Have at you.
The fossil record is one of the best arguments against evolution. For fossils to form, animals and plant life need to be buried quickly in mud or a similar substance. The uniformitarian model upon which evolutionism is based assumes long periods of sedimentation, a process that does not bury animals intact (unless the animal lies verrrry still and doesn't get eaten or decompose for thousands of years). The fossil record shouts catastrophism, not uniformitarianism upon which traditional evolution is based.
Carbon-14 dating IS a form of radiometric dating and is arguably the most reliable (back to about 14K years). Other forms of radiometric dating rely upon presuppositions which are circular in their reasoning (i.e. the "geologic column" shows a given fossil to have been buried 500K years ago according to the radiometric dating. "How" you ask, "did the evolutionist determine that the radiometric dating is correct?" By the location in the geologic column of the fossils, of course. )
Impact craters are not an evidence for evolution. Some claim they might be considered to be an evidence for an earth older than 6000 years, not because of the existence of the crater itself but rather, because a large impact would cause a world-wide meteorological catastrophe which evolutionists claim the Bible (or other ancient writings) would have recorded. Of course, the Bible is full of stories of great catastrophes. In fact, it talks of major meteor bombardments, global floods, massive changes in the earth's crusts, climactic mountain leveling earthquakes, etc. So, while interesting, the meteor crater idea is a bit weak as an argument on many fronts and it is certainly not "evidence" for evolution.
"Evolution" in bacteria? I assume you are speaking of micro-evolution here such as when bacteria becomes resistant to antibiotics? It is true that micro-evolution happens all around us and can be occasionally observed or even recreated in a lab. But even under major physical and emotional duress, bacteria have not been observed evolving into anything other than a slightly different type of bacteria.
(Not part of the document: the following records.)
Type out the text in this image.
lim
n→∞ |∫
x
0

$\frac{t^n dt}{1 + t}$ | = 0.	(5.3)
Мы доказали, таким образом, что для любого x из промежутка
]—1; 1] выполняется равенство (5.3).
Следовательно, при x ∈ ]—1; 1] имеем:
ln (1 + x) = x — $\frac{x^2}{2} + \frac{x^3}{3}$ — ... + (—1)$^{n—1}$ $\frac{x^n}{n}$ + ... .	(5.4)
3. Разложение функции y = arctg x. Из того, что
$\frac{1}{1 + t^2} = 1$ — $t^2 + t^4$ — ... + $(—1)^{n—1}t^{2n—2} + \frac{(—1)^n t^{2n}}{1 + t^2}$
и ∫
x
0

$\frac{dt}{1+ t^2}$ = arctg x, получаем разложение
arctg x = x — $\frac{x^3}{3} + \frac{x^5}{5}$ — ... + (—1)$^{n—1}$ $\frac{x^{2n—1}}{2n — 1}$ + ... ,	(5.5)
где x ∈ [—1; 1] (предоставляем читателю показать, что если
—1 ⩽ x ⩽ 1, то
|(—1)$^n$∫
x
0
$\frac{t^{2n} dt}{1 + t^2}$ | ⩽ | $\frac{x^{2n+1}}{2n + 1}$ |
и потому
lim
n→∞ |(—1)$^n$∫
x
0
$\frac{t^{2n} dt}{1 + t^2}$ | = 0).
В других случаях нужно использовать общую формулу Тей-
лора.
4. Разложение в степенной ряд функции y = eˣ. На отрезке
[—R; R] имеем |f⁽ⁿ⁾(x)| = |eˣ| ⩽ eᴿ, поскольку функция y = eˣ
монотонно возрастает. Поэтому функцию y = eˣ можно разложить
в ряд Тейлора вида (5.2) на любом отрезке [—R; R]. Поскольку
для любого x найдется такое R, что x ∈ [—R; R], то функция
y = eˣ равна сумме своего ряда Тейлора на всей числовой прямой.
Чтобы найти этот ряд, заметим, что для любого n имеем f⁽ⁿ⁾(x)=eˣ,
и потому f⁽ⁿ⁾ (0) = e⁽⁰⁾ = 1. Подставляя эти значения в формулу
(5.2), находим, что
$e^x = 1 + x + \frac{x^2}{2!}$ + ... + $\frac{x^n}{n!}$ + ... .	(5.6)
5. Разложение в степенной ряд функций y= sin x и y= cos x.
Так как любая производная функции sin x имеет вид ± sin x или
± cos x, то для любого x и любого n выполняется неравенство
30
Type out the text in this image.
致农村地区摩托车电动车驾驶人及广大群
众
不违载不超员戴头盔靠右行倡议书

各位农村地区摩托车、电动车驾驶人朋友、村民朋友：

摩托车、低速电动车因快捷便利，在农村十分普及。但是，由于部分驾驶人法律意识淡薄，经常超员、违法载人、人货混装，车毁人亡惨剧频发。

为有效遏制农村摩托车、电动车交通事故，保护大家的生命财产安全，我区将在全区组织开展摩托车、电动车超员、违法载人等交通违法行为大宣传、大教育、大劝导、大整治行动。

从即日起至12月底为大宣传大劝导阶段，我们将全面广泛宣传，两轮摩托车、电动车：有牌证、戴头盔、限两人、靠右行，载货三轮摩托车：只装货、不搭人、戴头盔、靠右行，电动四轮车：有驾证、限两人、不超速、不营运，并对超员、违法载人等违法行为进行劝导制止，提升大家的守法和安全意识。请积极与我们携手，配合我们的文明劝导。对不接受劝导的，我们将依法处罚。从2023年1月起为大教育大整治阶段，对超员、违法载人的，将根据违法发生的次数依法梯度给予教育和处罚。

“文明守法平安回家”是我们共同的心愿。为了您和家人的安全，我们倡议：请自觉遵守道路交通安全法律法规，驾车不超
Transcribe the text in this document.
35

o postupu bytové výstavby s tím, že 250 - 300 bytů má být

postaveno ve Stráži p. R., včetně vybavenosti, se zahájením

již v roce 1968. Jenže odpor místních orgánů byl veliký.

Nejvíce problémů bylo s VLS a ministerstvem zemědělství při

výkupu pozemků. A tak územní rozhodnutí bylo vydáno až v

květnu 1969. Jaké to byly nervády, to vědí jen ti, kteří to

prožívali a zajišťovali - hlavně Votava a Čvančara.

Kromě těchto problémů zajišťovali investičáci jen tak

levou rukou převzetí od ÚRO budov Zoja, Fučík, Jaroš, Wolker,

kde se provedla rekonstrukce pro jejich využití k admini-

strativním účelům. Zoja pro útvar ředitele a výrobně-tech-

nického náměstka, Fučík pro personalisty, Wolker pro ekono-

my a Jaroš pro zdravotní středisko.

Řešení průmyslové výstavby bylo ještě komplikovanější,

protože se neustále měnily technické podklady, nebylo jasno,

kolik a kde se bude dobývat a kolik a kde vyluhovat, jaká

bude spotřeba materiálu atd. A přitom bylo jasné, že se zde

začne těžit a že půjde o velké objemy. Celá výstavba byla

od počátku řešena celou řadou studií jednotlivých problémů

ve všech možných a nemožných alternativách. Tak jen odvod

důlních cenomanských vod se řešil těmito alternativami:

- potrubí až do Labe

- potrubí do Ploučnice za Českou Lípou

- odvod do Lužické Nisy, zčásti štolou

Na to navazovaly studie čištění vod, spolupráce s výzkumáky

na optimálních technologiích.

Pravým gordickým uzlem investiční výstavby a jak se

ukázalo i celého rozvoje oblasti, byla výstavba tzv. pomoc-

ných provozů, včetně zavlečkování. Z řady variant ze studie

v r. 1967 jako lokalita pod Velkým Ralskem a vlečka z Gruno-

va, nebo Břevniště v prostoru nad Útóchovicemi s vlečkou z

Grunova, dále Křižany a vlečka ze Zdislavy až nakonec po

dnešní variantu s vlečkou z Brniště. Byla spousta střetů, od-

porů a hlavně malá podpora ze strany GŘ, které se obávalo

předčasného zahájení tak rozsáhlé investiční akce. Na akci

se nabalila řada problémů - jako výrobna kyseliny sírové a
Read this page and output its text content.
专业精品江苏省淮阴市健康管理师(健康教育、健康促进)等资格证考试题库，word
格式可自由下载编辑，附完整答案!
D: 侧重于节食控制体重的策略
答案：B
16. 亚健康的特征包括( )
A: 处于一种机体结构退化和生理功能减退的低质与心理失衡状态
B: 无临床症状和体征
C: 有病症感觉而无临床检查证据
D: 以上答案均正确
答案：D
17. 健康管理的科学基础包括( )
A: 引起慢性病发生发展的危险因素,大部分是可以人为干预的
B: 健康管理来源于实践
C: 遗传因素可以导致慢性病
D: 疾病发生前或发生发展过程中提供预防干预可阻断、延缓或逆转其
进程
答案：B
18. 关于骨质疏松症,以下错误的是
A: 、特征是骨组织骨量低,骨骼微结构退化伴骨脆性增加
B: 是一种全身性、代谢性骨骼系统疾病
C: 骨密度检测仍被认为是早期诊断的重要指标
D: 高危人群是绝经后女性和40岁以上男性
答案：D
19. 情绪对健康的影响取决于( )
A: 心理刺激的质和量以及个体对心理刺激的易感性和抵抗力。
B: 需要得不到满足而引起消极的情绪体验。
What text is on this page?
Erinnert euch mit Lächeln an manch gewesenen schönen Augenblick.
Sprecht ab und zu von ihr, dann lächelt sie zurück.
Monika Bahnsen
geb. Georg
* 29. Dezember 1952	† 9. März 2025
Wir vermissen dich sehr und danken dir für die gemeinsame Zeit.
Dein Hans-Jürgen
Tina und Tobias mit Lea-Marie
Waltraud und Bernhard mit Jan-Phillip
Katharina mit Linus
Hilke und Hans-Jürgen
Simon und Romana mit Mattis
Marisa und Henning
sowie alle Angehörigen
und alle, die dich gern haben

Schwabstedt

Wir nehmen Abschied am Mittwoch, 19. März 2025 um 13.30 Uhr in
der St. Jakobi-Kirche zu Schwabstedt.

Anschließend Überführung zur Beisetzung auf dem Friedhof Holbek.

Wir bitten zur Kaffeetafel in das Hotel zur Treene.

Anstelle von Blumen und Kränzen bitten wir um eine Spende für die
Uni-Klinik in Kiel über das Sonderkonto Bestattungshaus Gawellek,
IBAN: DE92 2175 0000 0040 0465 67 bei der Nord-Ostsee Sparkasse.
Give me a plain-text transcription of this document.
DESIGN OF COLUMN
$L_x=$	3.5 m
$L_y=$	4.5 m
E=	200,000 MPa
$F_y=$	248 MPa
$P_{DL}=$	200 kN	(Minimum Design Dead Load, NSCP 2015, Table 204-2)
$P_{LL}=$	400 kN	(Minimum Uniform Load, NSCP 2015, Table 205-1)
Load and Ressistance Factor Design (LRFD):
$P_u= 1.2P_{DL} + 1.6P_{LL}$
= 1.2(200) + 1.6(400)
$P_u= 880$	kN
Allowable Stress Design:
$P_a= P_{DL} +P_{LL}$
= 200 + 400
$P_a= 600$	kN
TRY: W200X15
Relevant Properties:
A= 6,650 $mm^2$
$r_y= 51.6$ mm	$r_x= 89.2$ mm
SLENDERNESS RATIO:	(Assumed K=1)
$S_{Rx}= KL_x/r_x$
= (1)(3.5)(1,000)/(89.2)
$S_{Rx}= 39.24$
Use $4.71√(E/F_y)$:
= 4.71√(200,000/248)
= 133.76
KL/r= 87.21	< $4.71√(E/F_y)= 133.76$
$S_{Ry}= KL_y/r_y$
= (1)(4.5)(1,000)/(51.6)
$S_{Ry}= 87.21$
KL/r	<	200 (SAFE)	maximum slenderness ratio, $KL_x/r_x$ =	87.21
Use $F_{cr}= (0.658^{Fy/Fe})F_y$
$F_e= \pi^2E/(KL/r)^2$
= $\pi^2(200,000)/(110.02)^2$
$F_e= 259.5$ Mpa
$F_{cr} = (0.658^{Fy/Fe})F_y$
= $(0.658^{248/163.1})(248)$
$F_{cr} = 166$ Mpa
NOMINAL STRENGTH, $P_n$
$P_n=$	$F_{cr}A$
When we talk "evolution" in a thread like this we are referring to the common descent of all life from a single ancestor. This might be called "true" evolution, "vertical" evolution, or "macroevolution" which entails very large steps in morphotype reconstruction. Of course, this has been debated ad nauseum on other threads in this and other boards where evolutionists claim that there is no difference between micro and macro evolution while creationists claim that the former should not even be termed evolution because it confuses the issue.
The science community is currently very creation science phobic and thus, you will see a lot of claims that one must proceed from an evolutionary world view in order to even be considered a scientist. Honest debate, therefore, is difficult unless you happen to run across the occasional person who doesn't retreat to the "creationism is not science" rubrik. These are rare individuals but when they turn up, even if they are an evolutionist, they are a breath of fresh air.